What if your family was living a busy and involved life, as respected members of the community, businessmen, civic leaders, homeowners, children active in schools.

Then suddenly, overnight, everything is turned upside down. You are given a few days to pack what can be carried in a suitcase, rounded up by military guards, and removed from your home to a remote area where you must make a new life surrounded by barbed wire fences, guards in towers watching 24 hours a day.

It happened to nine-year-old Sam Mihara in 1942, then living in San Francisco. Mihara, who would go on to become a rocket scientist and a college lecturer, will present a program, “Memories of Heart Mountain,” Tuesday, Sept. 22, at Hot Springs County Museum, Thermopolis, at 6 p.m.

Today, Mihara is a member of the board of directors, Heart Mountain Wyoming Foundation, and is one of the last survivors who speaks out about Heart Mountain internment camp and its long-term effects upon Japanese-Americans and American society.

Mihara will also speak to Hot Springs County School District #1 students earlier in the day. The Thermopolis events are sponsored by Hot Springs Greater Learning Foundation, with a grant from the Wyoming Humanities Council.

Mihara shows rare footage and photographs of the roundup and transport to the camps, as well as life in the camps. He also offers up observations on how societies can become victims of their own paranoia.

After war was declared with Japan, everyone of Japanese descent living on the West Coast was removed to internment camps, whether they were U.S. citizens or immigrants.

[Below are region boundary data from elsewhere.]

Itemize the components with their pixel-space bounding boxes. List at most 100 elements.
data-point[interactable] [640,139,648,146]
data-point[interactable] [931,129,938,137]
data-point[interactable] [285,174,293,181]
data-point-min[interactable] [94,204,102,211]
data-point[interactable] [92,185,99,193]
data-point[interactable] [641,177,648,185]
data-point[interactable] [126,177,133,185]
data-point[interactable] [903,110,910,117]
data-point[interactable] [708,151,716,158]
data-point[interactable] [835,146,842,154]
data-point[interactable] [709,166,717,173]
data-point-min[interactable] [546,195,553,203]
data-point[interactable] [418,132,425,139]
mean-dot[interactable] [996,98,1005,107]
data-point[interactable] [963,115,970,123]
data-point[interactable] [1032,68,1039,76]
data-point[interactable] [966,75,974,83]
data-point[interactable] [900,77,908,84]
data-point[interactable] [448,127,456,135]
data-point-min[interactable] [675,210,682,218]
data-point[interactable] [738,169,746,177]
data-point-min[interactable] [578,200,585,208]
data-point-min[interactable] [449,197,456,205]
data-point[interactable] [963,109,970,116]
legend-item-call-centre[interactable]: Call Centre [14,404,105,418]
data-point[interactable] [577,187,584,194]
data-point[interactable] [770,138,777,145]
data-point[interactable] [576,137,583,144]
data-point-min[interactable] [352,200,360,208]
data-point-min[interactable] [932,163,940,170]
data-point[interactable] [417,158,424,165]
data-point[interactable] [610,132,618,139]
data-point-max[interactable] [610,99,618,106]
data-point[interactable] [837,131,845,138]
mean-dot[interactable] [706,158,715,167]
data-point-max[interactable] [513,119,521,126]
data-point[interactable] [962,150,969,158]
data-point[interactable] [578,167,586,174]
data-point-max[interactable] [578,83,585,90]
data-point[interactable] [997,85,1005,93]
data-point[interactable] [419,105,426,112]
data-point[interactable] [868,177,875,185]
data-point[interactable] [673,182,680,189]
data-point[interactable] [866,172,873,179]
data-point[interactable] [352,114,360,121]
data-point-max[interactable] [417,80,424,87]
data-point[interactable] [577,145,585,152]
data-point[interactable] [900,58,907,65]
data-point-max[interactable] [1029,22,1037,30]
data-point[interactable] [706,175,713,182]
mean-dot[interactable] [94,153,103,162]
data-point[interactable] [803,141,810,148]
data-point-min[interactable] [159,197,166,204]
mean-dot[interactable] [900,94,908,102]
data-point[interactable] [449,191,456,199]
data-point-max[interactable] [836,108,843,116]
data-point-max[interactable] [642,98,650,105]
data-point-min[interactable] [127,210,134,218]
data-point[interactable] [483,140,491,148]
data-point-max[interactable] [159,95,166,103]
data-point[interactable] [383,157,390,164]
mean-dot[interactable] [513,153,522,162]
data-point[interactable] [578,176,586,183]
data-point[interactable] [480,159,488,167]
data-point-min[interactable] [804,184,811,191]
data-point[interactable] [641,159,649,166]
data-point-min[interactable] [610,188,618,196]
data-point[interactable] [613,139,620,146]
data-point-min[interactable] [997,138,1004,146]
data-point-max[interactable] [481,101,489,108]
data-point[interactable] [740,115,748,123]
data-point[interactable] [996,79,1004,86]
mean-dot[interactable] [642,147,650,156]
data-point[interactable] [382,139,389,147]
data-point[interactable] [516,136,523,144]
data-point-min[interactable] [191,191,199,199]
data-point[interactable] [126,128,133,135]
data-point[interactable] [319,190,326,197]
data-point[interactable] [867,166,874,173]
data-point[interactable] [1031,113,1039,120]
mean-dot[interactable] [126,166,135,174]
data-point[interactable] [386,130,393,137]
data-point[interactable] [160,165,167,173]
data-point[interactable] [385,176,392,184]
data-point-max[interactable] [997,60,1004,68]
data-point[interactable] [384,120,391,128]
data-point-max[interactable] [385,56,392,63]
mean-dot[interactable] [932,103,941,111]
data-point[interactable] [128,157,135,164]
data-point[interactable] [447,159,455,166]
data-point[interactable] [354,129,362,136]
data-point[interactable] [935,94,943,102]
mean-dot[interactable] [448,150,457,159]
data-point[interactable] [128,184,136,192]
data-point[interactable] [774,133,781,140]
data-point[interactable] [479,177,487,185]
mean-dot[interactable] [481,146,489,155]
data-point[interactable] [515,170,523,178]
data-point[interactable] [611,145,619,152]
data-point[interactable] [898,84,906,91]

The U.S. government feared the presence of spies and terrorism attacks. Ten internment camps were set up across the country. More than 10,000 were relocated to Heart Mountain camp in a remote area of northwest Wyoming.

Sam Mihara and his family would remain there until 1945, living in a one-room apartment in tarpaper barracks with shared laundry and toilet facilities.

The story of their lives at Heart Mountain has relevance today as issues of immigration and detainment are at the center of presidential political debates.

He also discusses how a Wyoming friendship began when Boy Scouts from Cody and from Heart Mountain met in the 1940s, and how that friendship became instrumental 40 years later in changing laws that recognized the injustice done to Japanese citizens.

Hot Springs County Library will display photos from Mihara’s collection, along with newly acquired books for all ages on the Heart Mountain experience.